Major Challenges in Climate Finance

Major-Challenges-in-Climate-Finance
  • Falling Short of Targets: Developed countries committed to mobilizing $100 billion annually by 2020 to support developing nations in their climate mitigation and adaptation efforts.
    • However, this target was only met in 2022, and it has been widely acknowledged that the amount falls short of the actual needs.
  • Unrealistic Proposals: COP29’s New Collective Quantified Goal (NCQG) proposal of $300 billion annually by 2035 is far below the estimated need of $455 billion-$584 billion annually as identified by the UNFCCC’s Standing Committee on Finance.
  • Inadequate Allocation for Vulnerable Groups: Small Island Developing States (SIDS) demanded $39 billion; LDCs sought $220 billion, but no specific allocation floors were set.
  • Loss and Damage Costs: Global Stocktake (2023) estimated loss and damage costs to reach $447 billion-$894 billion per year by 2030, highlighting the gap in financial commitments.
COP29s-New-Collective-Quantified-Goal-NCQG

India’s Stance and Concerns

  • Equity and Responsibility: Indian emphasizes the principle of common but differentiated responsibility and respective capability.
    • Advocates for a $1.3 trillion target by 2030, with at least $600 billion in grants and concessional resources.
  • Disappointment with NCQG: India outrightly rejected the NCQG, citing lack of consultation and inadequate ambition.
    • Criticized the expectation for developing countries to mobilize resources, undermining their NDCs’ implementation.
  • Historical Precedent: Cited the success of the Montreal Protocol’s Multilateral Fund, which supported low-income nations, as a model for coherent climate finance.
Additional Information
National Collective Quantified Goals  (NCQG) and COP-29: COP-29 is often referred to as the ‘Finance COP’ that aimed to establish a NCQG on Climate Finance, replacing the previous $100 billion annual target, initially agreed upon in 2009 at the COP15 Summit in Copenhagen.
India’s Stance on NCQG
– At the COP27 summit, India emphasized the need for a substantial increase in climate finance, arguing that the $100 billion target was inadequate given the scale of the challenges faced by developing countries.
– India has called for the new goal to be set in the trillions, reflecting the true costs of addressing and adapting to climate change.

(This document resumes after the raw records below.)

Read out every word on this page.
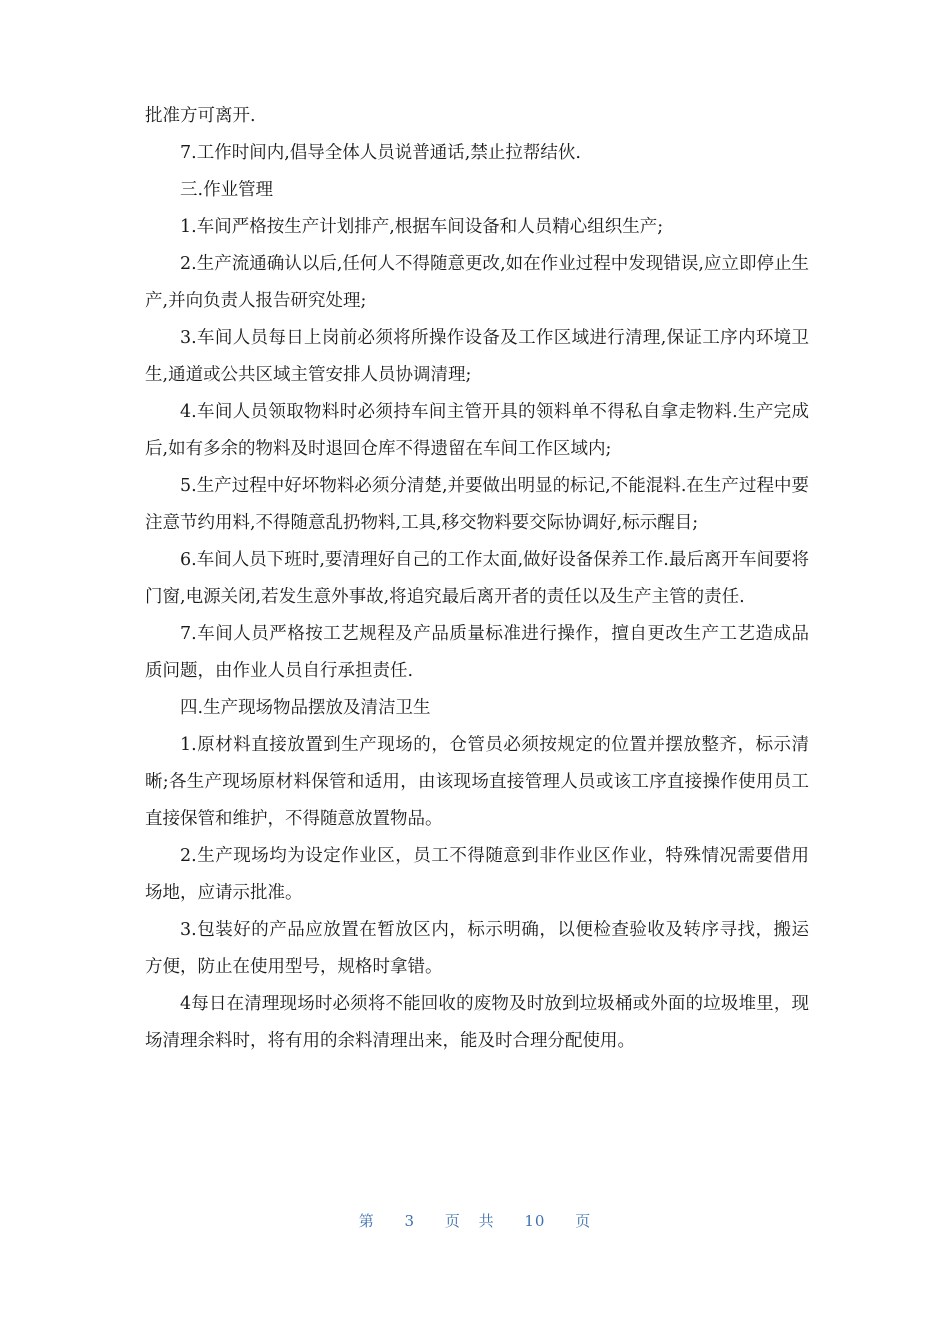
批准方可离开.

7.工作时间内,倡导全体人员说普通话,禁止拉帮结伙.

三.作业管理

1.车间严格按生产计划排产,根据车间设备和人员精心组织生产;

2.生产流通确认以后,任何人不得随意更改,如在作业过程中发现错误,应立即停止生产,并向负责人报告研究处理;

3.车间人员每日上岗前必须将所操作设备及工作区域进行清理,保证工序内环境卫生,通道或公共区域主管安排人员协调清理;

4.车间人员领取物料时必须持车间主管开具的领料单不得私自拿走物料.生产完成后,如有多余的物料及时退回仓库不得遗留在车间工作区域内;

5.生产过程中好坏物料必须分清楚,并要做出明显的标记,不能混料.在生产过程中要注意节约用料,不得随意乱扔物料,工具,移交物料要交际协调好,标示醒目;

6.车间人员下班时,要清理好自己的工作太面,做好设备保养工作.最后离开车间要将门窗,电源关闭,若发生意外事故,将追究最后离开者的责任以及生产主管的责任.

7.车间人员严格按工艺规程及产品质量标准进行操作，擅自更改生产工艺造成品质问题，由作业人员自行承担责任.

四.生产现场物品摆放及清洁卫生

1.原材料直接放置到生产现场的，仓管员必须按规定的位置并摆放整齐，标示清晰;各生产现场原材料保管和适用，由该现场直接管理人员或该工序直接操作使用员工直接保管和维护，不得随意放置物品。

2.生产现场均为设定作业区，员工不得随意到非作业区作业，特殊情况需要借用场地，应请示批准。

3.包装好的产品应放置在暂放区内，标示明确，以便检查验收及转序寻找，搬运方便，防止在使用型号，规格时拿错。

4每日在清理现场时必须将不能回收的废物及时放到垃圾桶或外面的垃圾堆里，现场清理余料时，将有用的余料清理出来，能及时合理分配使用。

第 3 页 共 10 页
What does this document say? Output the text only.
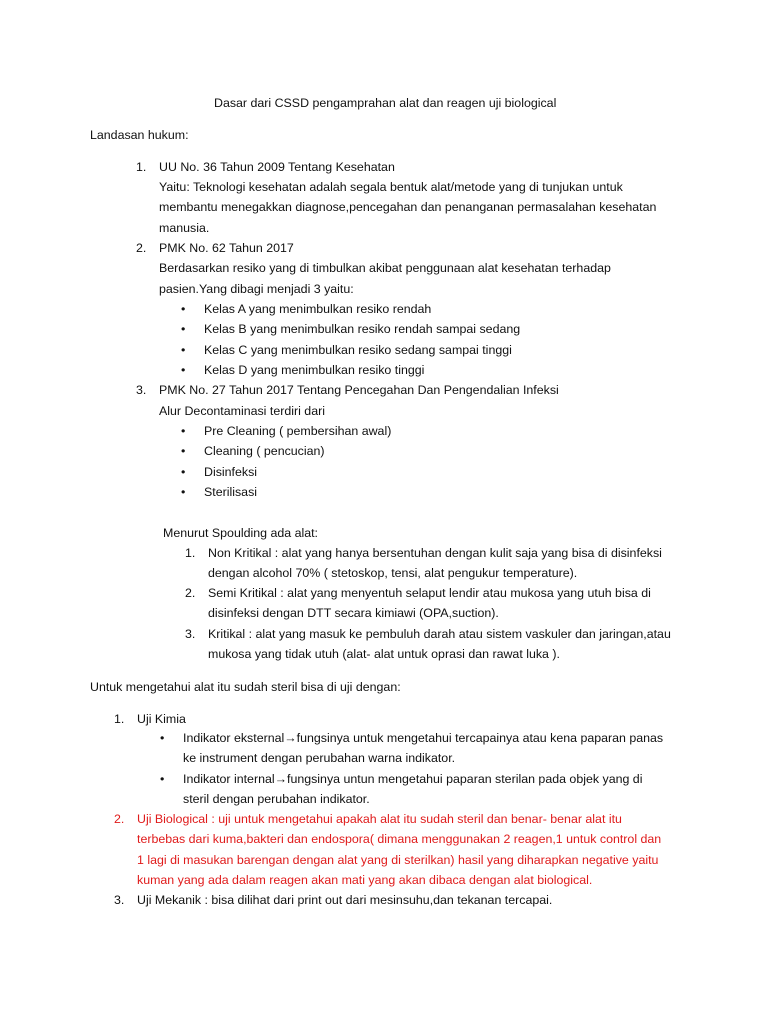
Dasar dari CSSD pengamprahan alat dan reagen uji biological
Landasan hukum:
1. UU No. 36 Tahun 2009 Tentang Kesehatan
Yaitu: Teknologi kesehatan adalah segala bentuk alat/metode yang di tunjukan untuk
membantu menegakkan diagnose,pencegahan dan penanganan permasalahan kesehatan
manusia.
2. PMK No. 62 Tahun 2017
Berdasarkan resiko yang di timbulkan akibat penggunaan alat kesehatan terhadap
pasien.Yang dibagi menjadi 3 yaitu:
• Kelas A yang menimbulkan resiko rendah
• Kelas B yang menimbulkan resiko rendah sampai sedang
• Kelas C yang menimbulkan resiko sedang sampai tinggi
• Kelas D yang menimbulkan resiko tinggi
3. PMK No. 27 Tahun 2017 Tentang Pencegahan Dan Pengendalian Infeksi
Alur Decontaminasi terdiri dari
• Pre Cleaning ( pembersihan awal)
• Cleaning ( pencucian)
• Disinfeksi
• Sterilisasi
Menurut Spoulding ada alat:
1. Non Kritikal : alat yang hanya bersentuhan dengan kulit saja yang bisa di disinfeksi
dengan alcohol 70% ( stetoskop, tensi, alat pengukur temperature).
2. Semi Kritikal : alat yang menyentuh selaput lendir atau mukosa yang utuh bisa di
disinfeksi dengan DTT secara kimiawi (OPA,suction).
3. Kritikal : alat yang masuk ke pembuluh darah atau sistem vaskuler dan jaringan,atau
mukosa yang tidak utuh (alat- alat untuk oprasi dan rawat luka ).
Untuk mengetahui alat itu sudah steril bisa di uji dengan:
1. Uji Kimia
• Indikator eksternal→fungsinya untuk mengetahui tercapainya atau kena paparan panas
ke instrument dengan perubahan warna indikator.
• Indikator internal→fungsinya untun mengetahui paparan sterilan pada objek yang di
steril dengan perubahan indikator.
2. Uji Biological : uji untuk mengetahui apakah alat itu sudah steril dan benar- benar alat itu
terbebas dari kuma,bakteri dan endospora( dimana menggunakan 2 reagen,1 untuk control dan
1 lagi di masukan barengan dengan alat yang di sterilkan) hasil yang diharapkan negative yaitu
kuman yang ada dalam reagen akan mati yang akan dibaca dengan alat biological.
3. Uji Mekanik : bisa dilihat dari print out dari mesinsuhu,dan tekanan tercapai.
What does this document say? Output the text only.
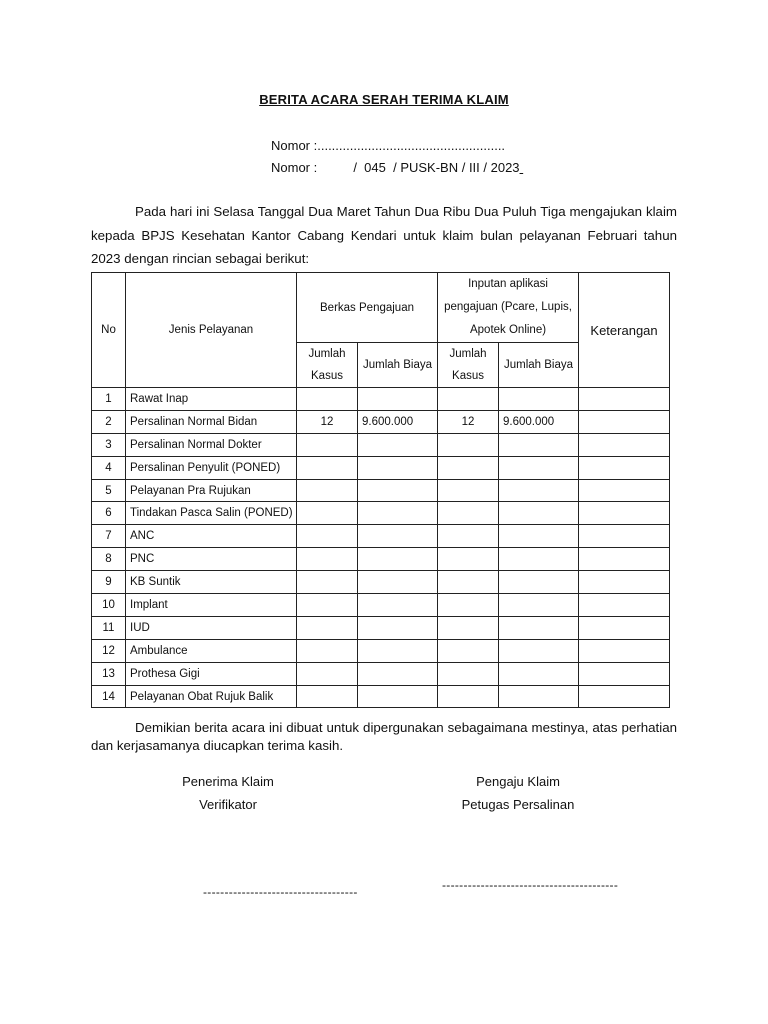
BERITA ACARA SERAH TERIMA KLAIM
Nomor :....................................................
Nomor :          /  045  / PUSK-BN / III / 2023
Pada hari ini Selasa Tanggal Dua Maret Tahun Dua Ribu Dua Puluh Tiga mengajukan klaim kepada BPJS Kesehatan Kantor Cabang Kendari untuk klaim bulan pelayanan Februari tahun 2023 dengan rincian sebagai berikut:
No	Jenis Pelayanan	Berkas Pengajuan		Inputan aplikasi pengajuan (Pcare, Lupis, Apotek Online)		Keterangan
		Jumlah Kasus	Jumlah Biaya	Jumlah Kasus	Jumlah Biaya	
1	Rawat Inap					
2	Persalinan Normal Bidan	12	9.600.000	12	9.600.000	
3	Persalinan Normal Dokter					
4	Persalinan Penyulit (PONED)					
5	Pelayanan Pra Rujukan					
6	Tindakan Pasca Salin (PONED)					
7	ANC					
8	PNC					
9	KB Suntik					
10	Implant					
11	IUD					
12	Ambulance					
13	Prothesa Gigi					
14	Pelayanan Obat Rujuk Balik					
Demikian berita acara ini dibuat untuk dipergunakan sebagaimana mestinya, atas perhatian dan kerjasamanya diucapkan terima kasih.
Penerima Klaim
Verifikator
Pengaju Klaim
Petugas Persalinan
------------------------------------	-----------------------------------------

What the Developed Nations Must Do?

  • Raise Financial Commitments: Increase both the scale and quality of climate finance to match the ambitions of developing countries’ NDCs.
  • Ensure Accessibility: Develop a coherent climate finance architecture to provide accessible, affordable, and adequate funds for developing nations.
  • Foster Trust and Collaboration: Uphold the principles of transparency and inclusivity in negotiations to rebuild trust with the developing south.
  • Support Vulnerable Nations: Establish specific allocation floors for SIDS, LDCs, and other highly vulnerable countries.

Conclusion

  • For effective climate action, developed nations must scale up their financial commitments and provide adequate, accessible, and affordable climate finance. Without this, the goals of the Paris Agreement, particularly limiting global warming to 1.5°C, will remain out of reach, disproportionately impacting the developing south.
Daily Mains Practice Question
[Q] Critically analyze the key arguments and counterarguments surrounding the effectiveness and equitable distribution of climate finance, considering the perspectives of developed and developing nations.